Uh-oh — the first byte is supposed to indicate the century (subtract 100 from the value to get the century), and legitimate centuries stop at 99. This value indicates a century value of 120. For an “actual” date of:

August 4th, 12017

I guess what was weird to me was that the PL/SQL to_char reported an error, while the SQL to_char didn’t (instead it returned an odd ’0000000′ result).

Going forward, it was relatively easy to find rows like this in the table:

select id, dump(date_field) from table_name t where date_field > to_date('99991231','YYYYMMDD');

We actually left the bad data alone and popped a view on top of the table using LEAST / GREATEST to cap the value at 9999-12-31, which minimized the code impact to our PL/SQL routines.

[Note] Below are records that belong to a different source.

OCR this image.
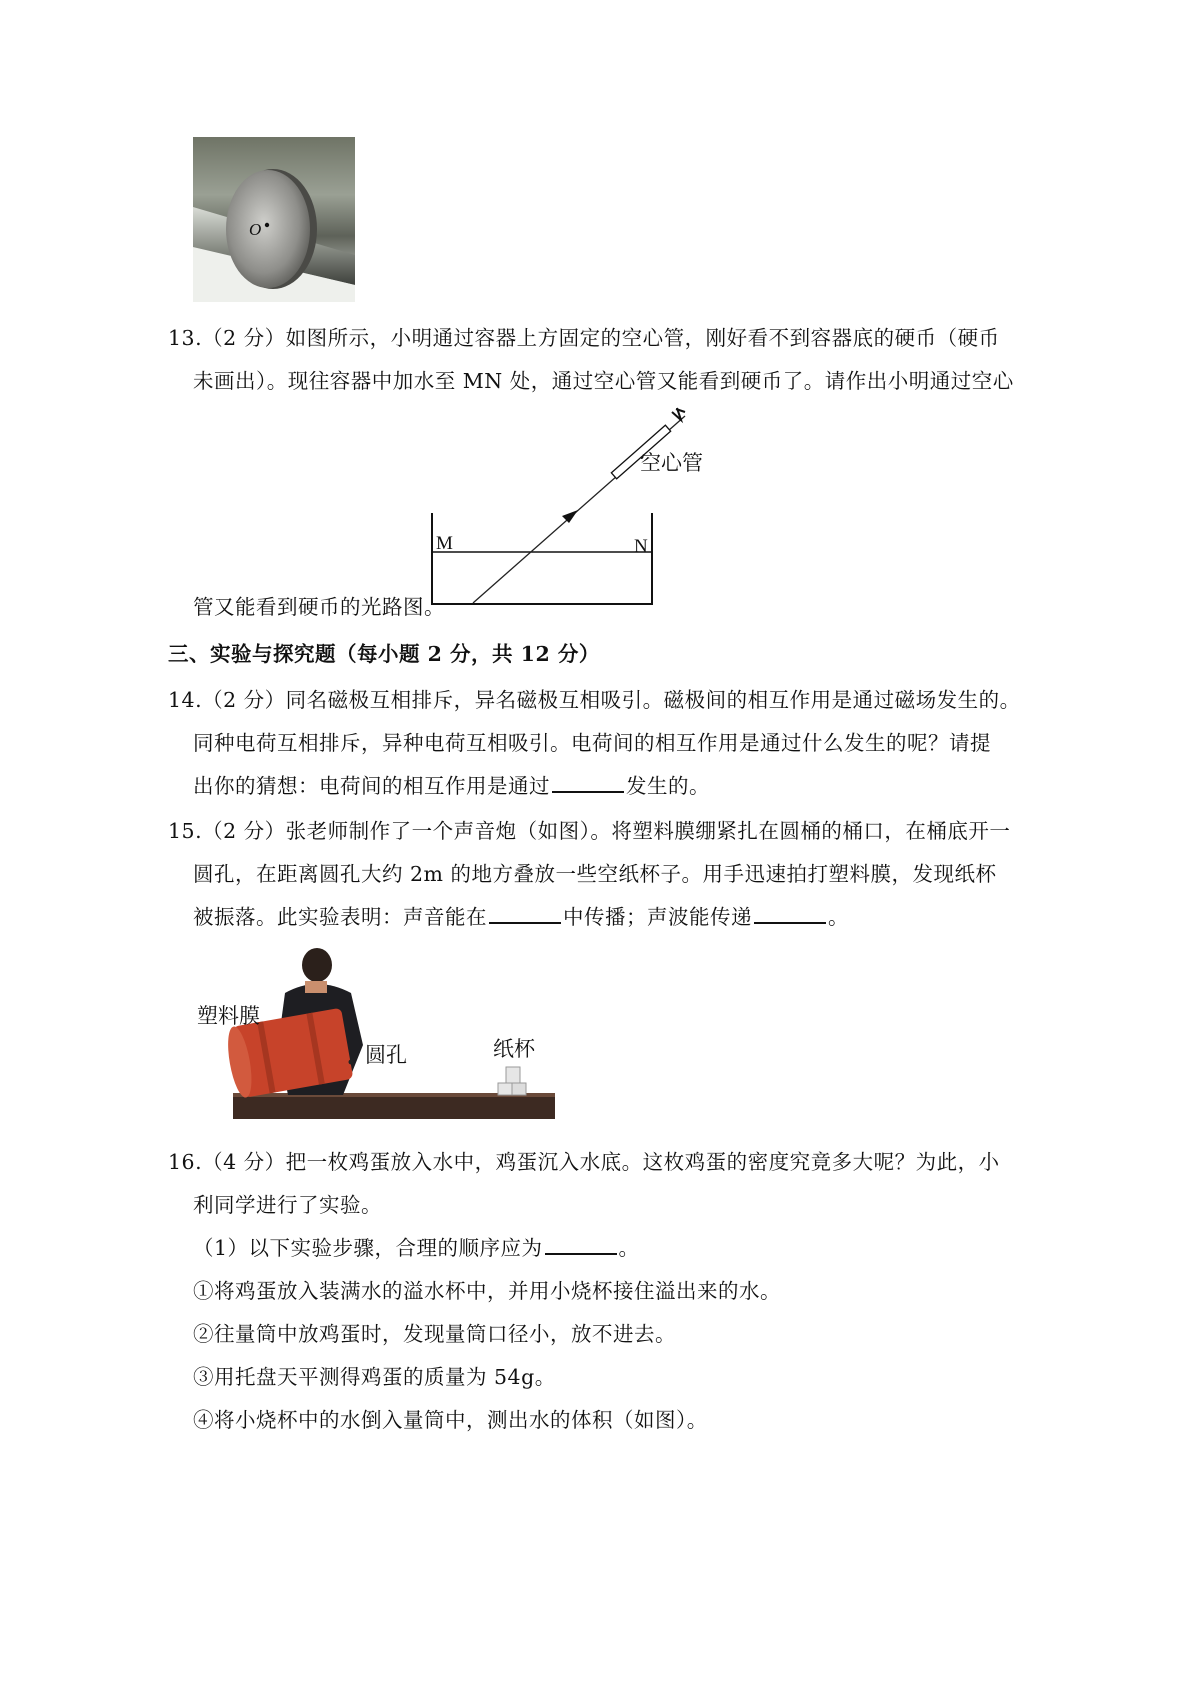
O
13.（2 分）如图所示，小明通过容器上方固定的空心管，刚好看不到容器底的硬币（硬币
未画出）。现往容器中加水至 MN 处，通过空心管又能看到硬币了。请作出小明通过空心
管又能看到硬币的光路图。
M	N
空心管
三、实验与探究题（每小题 2 分，共 12 分）
14.（2 分）同名磁极互相排斥，异名磁极互相吸引。磁极间的相互作用是通过磁场发生的。
同种电荷互相排斥，异种电荷互相吸引。电荷间的相互作用是通过什么发生的呢？请提
出你的猜想：电荷间的相互作用是通过	发生的。
15.（2 分）张老师制作了一个声音炮（如图）。将塑料膜绷紧扎在圆桶的桶口，在桶底开一
圆孔，在距离圆孔大约 2m 的地方叠放一些空纸杯子。用手迅速拍打塑料膜，发现纸杯
被振落。此实验表明：声音能在	中传播；声波能传递	。
塑料膜
圆孔	纸杯
16.（4 分）把一枚鸡蛋放入水中，鸡蛋沉入水底。这枚鸡蛋的密度究竟多大呢？为此，小
利同学进行了实验。
（1）以下实验步骤，合理的顺序应为	。
①将鸡蛋放入装满水的溢水杯中，并用小烧杯接住溢出来的水。
②往量筒中放鸡蛋时，发现量筒口径小，放不进去。
③用托盘天平测得鸡蛋的质量为 54g。
④将小烧杯中的水倒入量筒中，测出水的体积（如图）。
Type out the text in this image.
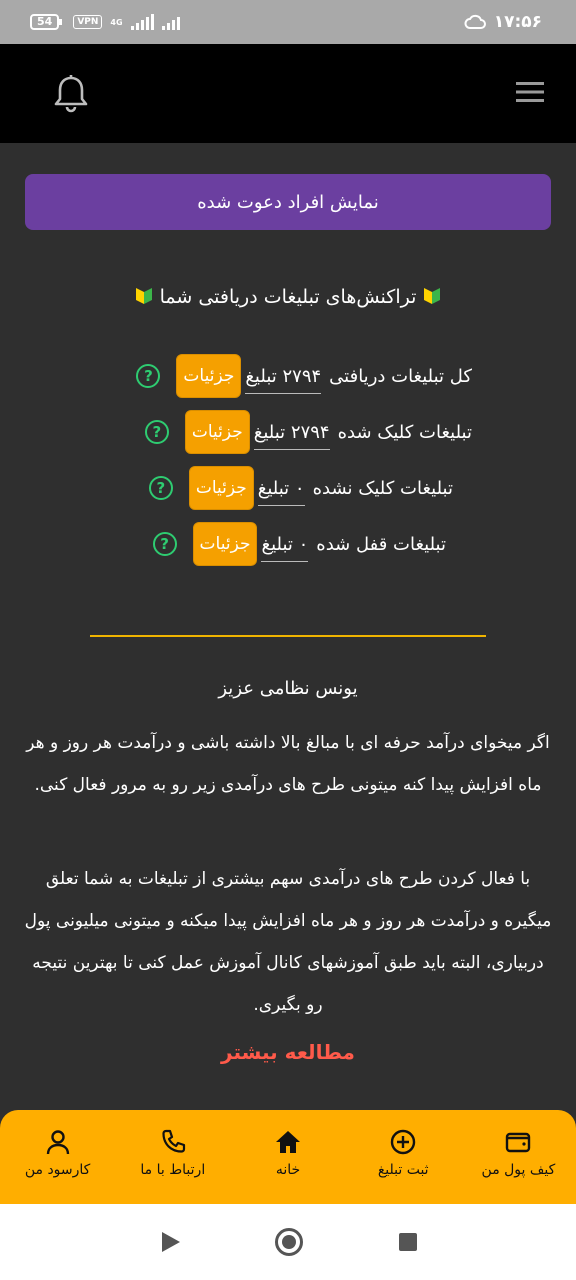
54	VPN	4G	۱۷:۵۶
نمایش افراد دعوت شده
تراکنش‌های تبلیغات دریافتی شما
کل تبلیغات دریافتی
۲۷۹۴ تبلیغ
جزئیات
?
تبلیغات کلیک شده
۲۷۹۴ تبلیغ
جزئیات
?
تبلیغات کلیک نشده
۰ تبلیغ
جزئیات
?
تبلیغات قفل شده
۰ تبلیغ
جزئیات
?
یونس نظامی عزیز
اگر میخوای درآمد حرفه ای با مبالغ بالا داشته باشی و درآمدت هر روز و هر ماه افزایش پیدا کنه میتونی طرح های درآمدی زیر رو به مرور فعال کنی.
با فعال کردن طرح های درآمدی سهم بیشتری از تبلیغات به شما تعلق میگیره و درآمدت هر روز و هر ماه افزایش پیدا میکنه و میتونی میلیونی پول دربیاری، البته باید طبق آموزشهای کانال آموزش عمل کنی تا بهترین نتیجه رو بگیری.
مطالعه بیشتر
کیف پول من
ثبت تبلیغ
خانه
ارتباط با ما
کارسود من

Still and all, I can’t wait to hop into my time machine with Jules Verne and see what happens on that date.

Quick SQLDeveloper Hint — Dial0gInput

The other day I was attempting to debug a SQL statement which was doing a REGEXP_REPLACE and the comments said something like “remove all zero’s from the string”.

However, in looking at the code, it looked like it was removing all capital O’s from the string instead of 0′s — see even here within WordPress I can’t tell the difference between an O (the letter) and a 0 (the number).

At first I thought it a coding mistake until I tried to type both of them into a window within SQL Developer — nope, they looked the same. Must be a font issue.

Fonts can be changed in SQL Developer under the Preferences / Code Editor / Fonts selection — you may want to limit choices to fixed-width fonts by checking “Display Only Fixed-Width Fonts”. The default on my system was DialogInput — which appears to have the O/0 problem. I ended up choosing Consolas 12pt and exiting back out to the editor.

Only to see a horribly grainy looking font.  Yuck!

Back to the Preferences — somewhat hidden under Preferences / Code Editor / Display is an item for “Enable Text Anti-Aliasing” — check it.

Much, much better.

I think that preference item should be moved to the Fonts category, but at least I was able to find it — and my eyes feel a lot better.

Oh yeah, now I can tell zeros from o’s again — now on to those pesky 1′s and l’s … :-)


You may also want to adjust the font used for Printing to match your Editor selection — to do so, navigate to Preferences / Code Editor / Printing as well as Printing HTML to change the fonts to match your Editor selection.